# bendable skeleton hands



## LAKE OF THE DEAD (Apr 15, 2009)

bend in to left and right hand at the joints


----------



## LAKE OF THE DEAD (Apr 15, 2009)

for those that want to keep them as yardstakes







drill hole with a knife







push wire in hole


----------



## Pumpkin5 (May 17, 2012)

Great idea! I'm definitely going to "borrow" this one.


----------



## xrockonx911 (Jul 28, 2010)

pretty kool! 
I don't remember even seeing these yard stakes though... will have to watch for them this year.


----------



## offmymeds (May 26, 2010)

Great job on these! 

I'm in the dallas ft worth area, which 99cent store did you find these at?


----------



## LAKE OF THE DEAD (Apr 15, 2009)

offmymeds , they sold them during Halloween , i never could find life size skeleton hands anywhere to finish my skeletons , so I was so happy when they had them, ,hopefully they will be back this year .

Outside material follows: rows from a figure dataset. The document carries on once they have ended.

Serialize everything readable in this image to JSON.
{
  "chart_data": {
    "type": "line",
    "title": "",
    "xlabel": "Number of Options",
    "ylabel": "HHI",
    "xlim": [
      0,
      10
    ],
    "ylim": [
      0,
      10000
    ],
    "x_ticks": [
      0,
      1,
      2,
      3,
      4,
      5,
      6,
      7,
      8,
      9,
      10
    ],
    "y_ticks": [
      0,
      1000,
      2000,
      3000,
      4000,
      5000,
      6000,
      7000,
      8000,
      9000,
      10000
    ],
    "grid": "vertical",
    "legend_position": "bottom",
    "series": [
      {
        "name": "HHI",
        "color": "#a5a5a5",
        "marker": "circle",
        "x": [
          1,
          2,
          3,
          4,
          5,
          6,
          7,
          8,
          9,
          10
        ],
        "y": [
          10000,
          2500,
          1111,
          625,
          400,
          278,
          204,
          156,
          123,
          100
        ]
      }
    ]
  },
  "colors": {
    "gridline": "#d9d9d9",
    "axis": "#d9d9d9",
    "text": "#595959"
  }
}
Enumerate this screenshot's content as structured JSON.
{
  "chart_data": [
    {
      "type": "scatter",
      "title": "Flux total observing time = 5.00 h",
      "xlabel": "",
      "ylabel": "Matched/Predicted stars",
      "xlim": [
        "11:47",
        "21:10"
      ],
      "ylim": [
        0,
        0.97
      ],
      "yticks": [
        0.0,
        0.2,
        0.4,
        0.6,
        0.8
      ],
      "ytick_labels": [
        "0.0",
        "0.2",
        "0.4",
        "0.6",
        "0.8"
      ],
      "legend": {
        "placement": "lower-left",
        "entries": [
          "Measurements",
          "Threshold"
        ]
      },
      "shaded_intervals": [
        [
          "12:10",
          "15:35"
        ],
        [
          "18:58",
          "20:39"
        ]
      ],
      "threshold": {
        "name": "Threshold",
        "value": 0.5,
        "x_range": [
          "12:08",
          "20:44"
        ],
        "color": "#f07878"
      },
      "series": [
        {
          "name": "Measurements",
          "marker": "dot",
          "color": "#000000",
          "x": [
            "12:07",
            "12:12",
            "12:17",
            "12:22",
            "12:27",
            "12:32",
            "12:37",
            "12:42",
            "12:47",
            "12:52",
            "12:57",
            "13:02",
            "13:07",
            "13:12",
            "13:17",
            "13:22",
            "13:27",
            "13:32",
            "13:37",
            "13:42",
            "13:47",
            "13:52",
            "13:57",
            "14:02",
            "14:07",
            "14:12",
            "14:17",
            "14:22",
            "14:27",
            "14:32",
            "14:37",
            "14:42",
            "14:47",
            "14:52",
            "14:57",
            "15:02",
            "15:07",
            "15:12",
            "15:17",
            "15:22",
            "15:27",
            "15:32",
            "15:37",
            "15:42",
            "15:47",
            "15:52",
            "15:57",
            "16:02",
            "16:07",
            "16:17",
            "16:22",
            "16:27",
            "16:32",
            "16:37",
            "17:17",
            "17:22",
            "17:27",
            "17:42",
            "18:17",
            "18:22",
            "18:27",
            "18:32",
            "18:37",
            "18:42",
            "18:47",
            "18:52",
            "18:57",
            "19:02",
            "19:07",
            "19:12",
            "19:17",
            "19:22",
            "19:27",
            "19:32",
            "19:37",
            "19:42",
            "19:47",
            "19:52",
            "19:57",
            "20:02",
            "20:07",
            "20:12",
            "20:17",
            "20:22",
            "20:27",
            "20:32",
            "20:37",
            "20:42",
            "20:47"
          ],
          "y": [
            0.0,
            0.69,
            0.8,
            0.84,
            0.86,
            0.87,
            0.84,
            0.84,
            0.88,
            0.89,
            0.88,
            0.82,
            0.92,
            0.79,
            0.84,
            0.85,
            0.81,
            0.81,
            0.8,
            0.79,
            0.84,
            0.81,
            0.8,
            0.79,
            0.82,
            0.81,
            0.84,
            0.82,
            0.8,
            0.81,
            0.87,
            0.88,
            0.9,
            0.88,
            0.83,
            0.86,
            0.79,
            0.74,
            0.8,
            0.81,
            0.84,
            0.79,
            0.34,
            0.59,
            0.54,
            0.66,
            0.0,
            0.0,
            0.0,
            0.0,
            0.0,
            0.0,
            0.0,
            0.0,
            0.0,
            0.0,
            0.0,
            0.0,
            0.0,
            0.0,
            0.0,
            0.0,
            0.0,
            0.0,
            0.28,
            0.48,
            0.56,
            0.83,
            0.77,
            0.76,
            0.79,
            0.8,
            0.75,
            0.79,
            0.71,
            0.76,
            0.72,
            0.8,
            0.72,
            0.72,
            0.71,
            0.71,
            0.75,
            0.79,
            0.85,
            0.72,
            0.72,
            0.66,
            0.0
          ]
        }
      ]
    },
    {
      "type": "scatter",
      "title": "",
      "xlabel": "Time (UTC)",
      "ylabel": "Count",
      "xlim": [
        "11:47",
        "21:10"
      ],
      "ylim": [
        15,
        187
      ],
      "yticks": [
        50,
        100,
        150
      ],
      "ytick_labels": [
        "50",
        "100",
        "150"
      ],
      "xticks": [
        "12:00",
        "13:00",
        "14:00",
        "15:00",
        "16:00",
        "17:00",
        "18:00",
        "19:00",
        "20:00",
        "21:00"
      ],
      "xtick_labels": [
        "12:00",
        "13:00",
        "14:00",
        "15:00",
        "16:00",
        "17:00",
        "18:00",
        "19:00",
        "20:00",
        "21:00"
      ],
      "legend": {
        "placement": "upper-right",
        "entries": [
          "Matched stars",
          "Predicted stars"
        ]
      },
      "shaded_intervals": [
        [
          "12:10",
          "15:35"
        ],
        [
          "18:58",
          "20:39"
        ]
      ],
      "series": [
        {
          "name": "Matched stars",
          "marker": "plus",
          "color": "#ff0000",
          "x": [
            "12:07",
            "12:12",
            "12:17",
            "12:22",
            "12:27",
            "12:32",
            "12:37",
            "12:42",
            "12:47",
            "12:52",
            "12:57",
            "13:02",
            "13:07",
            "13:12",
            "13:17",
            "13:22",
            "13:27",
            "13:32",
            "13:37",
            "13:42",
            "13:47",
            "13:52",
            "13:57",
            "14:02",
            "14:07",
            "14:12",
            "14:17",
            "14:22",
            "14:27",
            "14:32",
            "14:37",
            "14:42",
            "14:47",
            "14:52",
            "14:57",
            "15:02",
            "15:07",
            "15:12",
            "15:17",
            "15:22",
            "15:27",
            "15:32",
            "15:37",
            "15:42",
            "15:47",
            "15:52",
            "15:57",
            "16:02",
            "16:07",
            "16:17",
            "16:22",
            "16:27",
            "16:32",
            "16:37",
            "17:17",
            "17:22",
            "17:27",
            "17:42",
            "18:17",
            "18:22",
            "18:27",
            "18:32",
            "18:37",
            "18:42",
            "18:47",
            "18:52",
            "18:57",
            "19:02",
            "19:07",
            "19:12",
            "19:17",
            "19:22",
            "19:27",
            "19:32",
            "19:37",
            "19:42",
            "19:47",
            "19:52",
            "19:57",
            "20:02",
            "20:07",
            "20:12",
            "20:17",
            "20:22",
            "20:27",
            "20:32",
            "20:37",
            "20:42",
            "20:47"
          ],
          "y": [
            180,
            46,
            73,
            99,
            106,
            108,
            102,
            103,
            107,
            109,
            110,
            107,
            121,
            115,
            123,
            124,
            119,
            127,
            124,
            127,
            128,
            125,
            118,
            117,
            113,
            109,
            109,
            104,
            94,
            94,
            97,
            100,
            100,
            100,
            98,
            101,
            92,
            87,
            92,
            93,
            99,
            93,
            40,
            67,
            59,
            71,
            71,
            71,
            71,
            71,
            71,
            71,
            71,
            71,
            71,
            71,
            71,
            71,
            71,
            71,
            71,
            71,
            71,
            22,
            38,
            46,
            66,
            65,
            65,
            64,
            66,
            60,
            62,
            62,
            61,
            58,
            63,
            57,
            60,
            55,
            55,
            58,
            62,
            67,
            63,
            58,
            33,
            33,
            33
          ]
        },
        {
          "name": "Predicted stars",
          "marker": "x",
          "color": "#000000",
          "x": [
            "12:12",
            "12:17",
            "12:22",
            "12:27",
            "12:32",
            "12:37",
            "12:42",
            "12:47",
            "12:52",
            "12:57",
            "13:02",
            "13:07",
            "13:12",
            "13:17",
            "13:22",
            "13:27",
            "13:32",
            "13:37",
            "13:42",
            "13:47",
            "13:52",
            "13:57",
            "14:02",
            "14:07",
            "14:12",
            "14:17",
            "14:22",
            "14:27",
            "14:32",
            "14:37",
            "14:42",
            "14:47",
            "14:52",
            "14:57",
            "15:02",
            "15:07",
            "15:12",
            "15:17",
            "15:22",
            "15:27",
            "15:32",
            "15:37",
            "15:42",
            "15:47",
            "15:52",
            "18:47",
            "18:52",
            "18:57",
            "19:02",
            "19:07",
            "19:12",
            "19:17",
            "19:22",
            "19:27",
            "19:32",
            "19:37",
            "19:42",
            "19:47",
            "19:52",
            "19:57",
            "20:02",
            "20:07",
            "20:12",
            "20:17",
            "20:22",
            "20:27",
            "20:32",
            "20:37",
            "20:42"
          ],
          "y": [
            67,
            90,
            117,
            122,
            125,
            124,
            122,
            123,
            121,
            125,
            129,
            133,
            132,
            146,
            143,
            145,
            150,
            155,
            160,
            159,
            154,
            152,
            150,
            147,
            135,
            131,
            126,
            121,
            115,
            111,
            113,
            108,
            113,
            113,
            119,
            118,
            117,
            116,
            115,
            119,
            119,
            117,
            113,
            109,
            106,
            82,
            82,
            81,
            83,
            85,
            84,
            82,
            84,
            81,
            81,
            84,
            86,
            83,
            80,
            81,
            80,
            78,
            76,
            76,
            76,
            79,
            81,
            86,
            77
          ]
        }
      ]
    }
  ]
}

I think they look better with the new hands , i will post pictures when their finished


----------



## oaklawn Crematory (Jun 25, 2010)

Very cool Lake of the Dead!


----------



## CreepyCreations (Oct 16, 2011)

Nice! Very simple, which I'm a BIG fan of. I'll have to look for those.


----------



## offmymeds (May 26, 2010)

They do look better with those hands and adding the pvc really helps. I really like how much taller the blucky is, and how you can bend his arms. Well done.


----------



## Chops6965 (Jun 11, 2009)

I love this idea. I will definitely be trying this if I get to my coffin project. I want to add sekelton hands to look like they are holding the lid and this is just the ticket! 

Thanks for posting it!


----------



## LAKE OF THE DEAD (Apr 15, 2009)

has anyone seen the skeleton hands at the 99 cent store ?


----------